Downtown performance space tops agenda for Thursday's City Council meeting

Thursday night's meeting of the Lee's Summit City Council is shaping up to be the site of some interesting discussions. Topping the agenda is the Downtown Cultural Arts Campus. The Lee's Summit City Council will discuss acquiring property on Green Street for the construction of a campus that would satisfy the April 2013 bond issue that voters overwhelmingly passed for a downtown performance space. Since that vote, Downtown Lee's Summit Main Street, and subsequently the Community Improvement District Board, have expressed a willingness to be involved in such a process. A farmers market pavilion was discussed on the recent Downtown Lee's Summit Master Plan Task Force as well. A vote to the affirmative would direct City Manager Steve Arbo to look into purchasing this land.

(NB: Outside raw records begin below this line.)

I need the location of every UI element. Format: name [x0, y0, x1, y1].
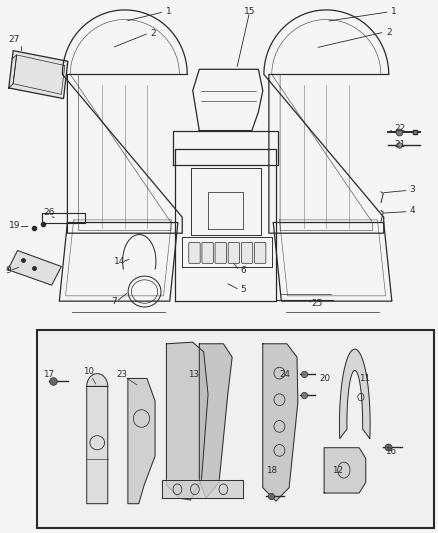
Polygon shape: [324, 448, 366, 493]
Text: 6: 6: [240, 266, 246, 275]
Text: 1: 1: [391, 7, 397, 16]
Text: 1: 1: [166, 7, 171, 16]
FancyBboxPatch shape: [37, 330, 434, 528]
Polygon shape: [128, 378, 155, 504]
Text: 7: 7: [112, 297, 117, 306]
FancyBboxPatch shape: [228, 243, 240, 263]
Text: 21: 21: [394, 140, 406, 149]
FancyBboxPatch shape: [254, 243, 266, 263]
Polygon shape: [263, 344, 298, 501]
Text: 15: 15: [244, 7, 256, 16]
Text: 11: 11: [359, 374, 370, 383]
Text: 27: 27: [8, 35, 19, 44]
Text: 22: 22: [394, 124, 406, 133]
Text: 14: 14: [114, 257, 125, 266]
Polygon shape: [87, 374, 108, 504]
Text: 4: 4: [410, 206, 415, 215]
Text: 16: 16: [385, 447, 396, 456]
Text: 10: 10: [83, 367, 94, 376]
Text: 9: 9: [5, 266, 11, 276]
Text: 18: 18: [266, 466, 277, 475]
Text: 13: 13: [188, 370, 199, 379]
Polygon shape: [199, 344, 232, 498]
Text: 12: 12: [332, 466, 343, 475]
FancyBboxPatch shape: [202, 243, 213, 263]
Polygon shape: [8, 251, 61, 285]
Text: 23: 23: [116, 370, 127, 379]
Text: 24: 24: [279, 370, 290, 379]
Text: 3: 3: [410, 185, 415, 194]
FancyBboxPatch shape: [189, 243, 200, 263]
Text: 2: 2: [150, 29, 156, 38]
Text: 26: 26: [43, 208, 54, 217]
Polygon shape: [166, 342, 208, 500]
Polygon shape: [339, 349, 370, 439]
FancyBboxPatch shape: [215, 243, 226, 263]
Text: 5: 5: [240, 285, 246, 294]
Polygon shape: [162, 480, 243, 498]
Text: 17: 17: [43, 370, 54, 379]
Text: 20: 20: [319, 374, 330, 383]
Text: 2: 2: [386, 28, 392, 37]
Text: 25: 25: [311, 300, 322, 309]
Polygon shape: [9, 51, 68, 99]
Text: 19: 19: [9, 221, 20, 230]
FancyBboxPatch shape: [241, 243, 253, 263]
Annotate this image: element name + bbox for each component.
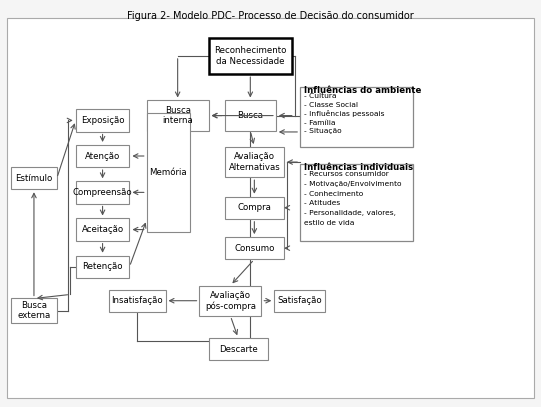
Text: Influências do ambiente: Influências do ambiente [305, 86, 422, 95]
Text: Avaliação
Alternativas: Avaliação Alternativas [228, 152, 280, 172]
Text: - Recursos consumidor: - Recursos consumidor [305, 171, 389, 177]
Text: - Motivação/Envolvimento: - Motivação/Envolvimento [305, 181, 402, 187]
FancyBboxPatch shape [225, 101, 276, 131]
FancyBboxPatch shape [76, 109, 129, 131]
FancyBboxPatch shape [200, 286, 261, 316]
Text: Busca
externa: Busca externa [17, 301, 50, 320]
Text: Aceitação: Aceitação [82, 225, 124, 234]
Text: Satisfação: Satisfação [278, 296, 322, 305]
Text: Avaliação
pós-compra: Avaliação pós-compra [205, 291, 256, 311]
Text: - Classe Social: - Classe Social [305, 102, 358, 108]
FancyBboxPatch shape [225, 197, 284, 219]
Text: Estímulo: Estímulo [15, 174, 52, 183]
Text: Busca
interna: Busca interna [162, 106, 193, 125]
Text: Consumo: Consumo [234, 244, 274, 253]
Text: Atenção: Atenção [85, 151, 120, 160]
Text: - Atitudes: - Atitudes [305, 200, 341, 206]
FancyBboxPatch shape [11, 167, 57, 189]
FancyBboxPatch shape [300, 87, 413, 147]
Text: Busca: Busca [237, 111, 263, 120]
Text: Descarte: Descarte [219, 345, 258, 354]
FancyBboxPatch shape [76, 256, 129, 278]
Text: Compreensão: Compreensão [72, 188, 133, 197]
Text: - Cultura: - Cultura [305, 93, 337, 99]
Text: Insatisfação: Insatisfação [111, 296, 163, 305]
FancyBboxPatch shape [274, 290, 325, 312]
FancyBboxPatch shape [209, 338, 268, 360]
FancyBboxPatch shape [225, 237, 284, 259]
Text: Compra: Compra [237, 203, 271, 212]
FancyBboxPatch shape [300, 164, 413, 241]
Text: - Conhecimento: - Conhecimento [305, 190, 364, 197]
Text: estilo de vida: estilo de vida [305, 220, 355, 226]
FancyBboxPatch shape [76, 145, 129, 167]
Text: Memória: Memória [149, 168, 187, 177]
FancyBboxPatch shape [147, 113, 190, 232]
Text: Influências individuais: Influências individuais [305, 163, 413, 172]
FancyBboxPatch shape [109, 290, 166, 312]
FancyBboxPatch shape [11, 298, 57, 323]
FancyBboxPatch shape [76, 219, 129, 241]
FancyBboxPatch shape [76, 181, 129, 204]
Text: - Personalidade, valores,: - Personalidade, valores, [305, 210, 397, 216]
Text: Figura 2- Modelo PDC- Processo de Decisão do consumidor: Figura 2- Modelo PDC- Processo de Decisã… [127, 11, 414, 22]
Text: Exposição: Exposição [81, 116, 124, 125]
FancyBboxPatch shape [7, 18, 534, 398]
FancyBboxPatch shape [225, 147, 284, 177]
FancyBboxPatch shape [147, 101, 209, 131]
FancyBboxPatch shape [209, 38, 292, 74]
Text: - Situação: - Situação [305, 128, 342, 134]
Text: - Família: - Família [305, 120, 336, 125]
Text: Reconhecimento
da Necessidade: Reconhecimento da Necessidade [214, 46, 287, 66]
Text: Retenção: Retenção [82, 262, 123, 271]
Text: - Influências pessoais: - Influências pessoais [305, 110, 385, 117]
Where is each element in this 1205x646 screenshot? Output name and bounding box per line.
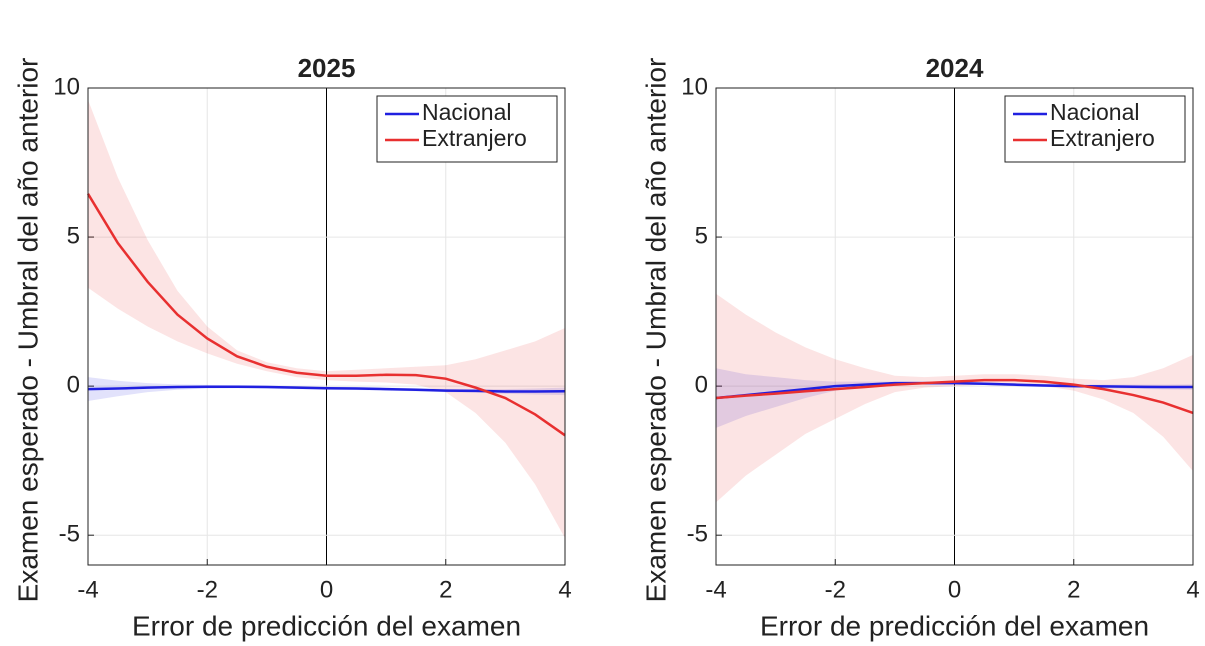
confidence-band	[716, 368, 1193, 428]
chart-title: 2025	[298, 53, 356, 83]
x-tick-label: -4	[77, 576, 98, 603]
x-axis-label: Error de predicción del examen	[760, 610, 1149, 641]
x-tick-label: 4	[558, 576, 571, 603]
panel: -4 -2 0 2 4 -5 0 5 10 2024 Error de predicción del…	[640, 53, 1199, 642]
x-tick-label: 2	[1067, 576, 1080, 603]
y-tick-label: 10	[681, 73, 708, 100]
y-tick-label: 0	[67, 371, 80, 398]
line	[715, 381, 1193, 400]
legend-label: Nacional	[422, 99, 512, 125]
x-tick-label: -4	[705, 576, 726, 603]
panel: -4 -2 0 2 4 -5 0 5 10 2025 Error de predicción del…	[12, 53, 571, 642]
y-axis-label: Examen esperado - Umbral del año anterio…	[12, 58, 43, 603]
x-tick-label: 0	[320, 576, 333, 603]
confidence-band	[716, 293, 1193, 503]
legend-box	[376, 95, 558, 163]
axes-frame	[87, 87, 566, 566]
x-axis-label: Error de predicción del examen	[132, 610, 521, 641]
x-tick-label: 2	[439, 576, 452, 603]
y-tick-label: 0	[695, 371, 708, 398]
axes-frame	[715, 87, 1194, 566]
x-tick-label: 4	[1186, 576, 1199, 603]
line	[715, 378, 1194, 415]
y-tick-label: 5	[695, 222, 708, 249]
y-tick-label: -5	[687, 521, 708, 548]
y-tick-label: 5	[67, 222, 80, 249]
line	[86, 193, 566, 437]
legend-label: Extranjero	[422, 125, 527, 151]
y-axis-label: Examen esperado - Umbral del año anterio…	[640, 58, 671, 603]
x-tick-label: -2	[825, 576, 846, 603]
y-tick-label: 10	[53, 73, 80, 100]
x-tick-label: 0	[948, 576, 961, 603]
legend-label: Nacional	[1050, 99, 1140, 125]
legend-box	[1004, 95, 1186, 163]
chart-title: 2024	[926, 53, 984, 83]
legend-label: Extranjero	[1050, 125, 1155, 151]
x-tick-label: -2	[197, 576, 218, 603]
y-tick-label: -5	[59, 521, 80, 548]
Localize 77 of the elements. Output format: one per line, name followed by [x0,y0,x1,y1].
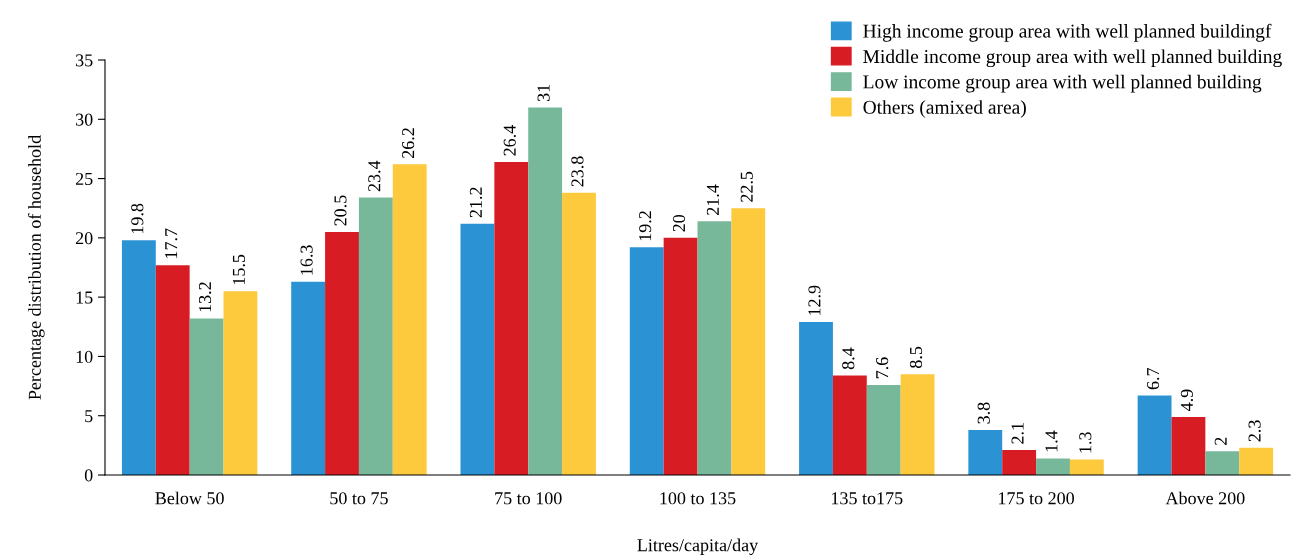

Other agenda items include:

  •  I-470 and View High Drive Tax Increment Financing Plan — The $200-plus Paragon Star project will be in front of City Council asking for $19 million in TIF revenue as it looks to lock up its funding mechanisms as the soccer complex-entertainment-mixed use-office project continues to take shape in Lee's Summit. Paragon Star will show blight in the area and a benefit to taxing districts during its presentation. On Feb. 17, the TIF Commission unanimously approved this request to move on to full council.
  • Assign Exergonix Development Agreement to Westcott Investment Group — An out-of-town developer will present to Lee's Summit City Council to take control of the project first proposed by Exergonix south of U.S. 50 and east of Missouri 291. Reassigning the agreement would put Westcott on paper as the developer of the property, possibly staving off the deal that would have put the property back in City control if the former project ideas (namely green jobs) didn't come to fruition by September of 2016.
  • Video recordings — Some council members have asked that the 2016 City Charter Review Commission meetings be recorded and televised. Citizen-volunteer commissions have not be televised in the past, so this could open the door for a big swing in policy.